Guenther: Holy Play
“Often what we call ‘play’ is competitive or compulsive, because the aesthetic dimension of true play, its holy uselessness, goes against our grain.” —Margaret Guenther in Holy Listening: The Art of Spiritual Direction (Cowley, 1992).
Holy uselessness. What a grand term for those of us who are driven. When I think of holy play, I think of just sitting, not reading or knitting or thinking about my to do list—just sitting. (Some friends this morning reminded me that they did not want to be on my to do list.) Holy listening, holy uselessness can entail just looking outside my window, watching a breeze come and go, or changing my horizon. Many learn to practice holy uselessness as they look out over bodies of water or mountains that call to us as icons to see through them—or perhaps hear through them as a connection to God. Nature changes the synapses, the pathways in our brains. Immersing ourselves in its peace slows down the cerebral traffic.

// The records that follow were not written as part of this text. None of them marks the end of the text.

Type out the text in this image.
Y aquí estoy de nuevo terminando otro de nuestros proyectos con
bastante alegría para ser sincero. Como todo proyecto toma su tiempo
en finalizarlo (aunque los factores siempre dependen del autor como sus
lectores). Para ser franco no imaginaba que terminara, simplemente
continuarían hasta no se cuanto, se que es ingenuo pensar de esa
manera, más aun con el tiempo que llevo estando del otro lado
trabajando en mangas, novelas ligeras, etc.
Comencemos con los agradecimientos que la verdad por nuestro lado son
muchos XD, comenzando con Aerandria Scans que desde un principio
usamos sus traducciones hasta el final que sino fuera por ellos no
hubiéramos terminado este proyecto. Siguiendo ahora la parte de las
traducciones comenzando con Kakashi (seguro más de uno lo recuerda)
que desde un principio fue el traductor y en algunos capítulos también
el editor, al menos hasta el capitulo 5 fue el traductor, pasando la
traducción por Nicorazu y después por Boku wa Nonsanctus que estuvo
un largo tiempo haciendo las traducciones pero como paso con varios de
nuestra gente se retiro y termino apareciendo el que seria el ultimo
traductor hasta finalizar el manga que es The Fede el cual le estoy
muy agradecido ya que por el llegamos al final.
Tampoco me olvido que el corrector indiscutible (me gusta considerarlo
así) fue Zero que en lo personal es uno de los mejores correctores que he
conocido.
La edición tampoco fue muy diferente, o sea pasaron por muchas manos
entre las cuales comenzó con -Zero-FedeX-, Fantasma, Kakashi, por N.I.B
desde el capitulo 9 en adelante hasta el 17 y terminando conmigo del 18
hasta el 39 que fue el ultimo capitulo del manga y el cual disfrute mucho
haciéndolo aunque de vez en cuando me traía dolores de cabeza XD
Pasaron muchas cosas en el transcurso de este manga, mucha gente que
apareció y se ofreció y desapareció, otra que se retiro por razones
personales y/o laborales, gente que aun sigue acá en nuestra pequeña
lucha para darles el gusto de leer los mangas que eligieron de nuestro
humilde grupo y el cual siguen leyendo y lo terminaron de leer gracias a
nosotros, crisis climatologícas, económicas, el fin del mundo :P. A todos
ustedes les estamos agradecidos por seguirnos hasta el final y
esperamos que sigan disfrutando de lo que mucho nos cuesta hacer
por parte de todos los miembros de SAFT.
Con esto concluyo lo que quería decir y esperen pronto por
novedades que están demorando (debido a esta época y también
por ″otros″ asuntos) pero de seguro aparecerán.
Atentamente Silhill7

Others find holy uselessness listening to music or playing an instrument. Instead of light waves we experience sound waves like soft, free-floating harmonic speed bumps, slowing down the traffic jam in our head to two to five miles an hour.
Just sitting down on the floor with a young child can become holy uselessness, as you try to keep up with the child and follow his or her lead. In this way we can become connected so easily to the Christ Child in another, and to the Christ Child within ourselves. At your next family dinner, volunteer to sit at the youth or children’s table and just listen. You will find a whole new world, and it will be much more fun.
We usually do not put “practice holy uselessness” on our to do list. The best part of holy playtime is that we can follow this spiritual practice anywhere, any time. It can change our life.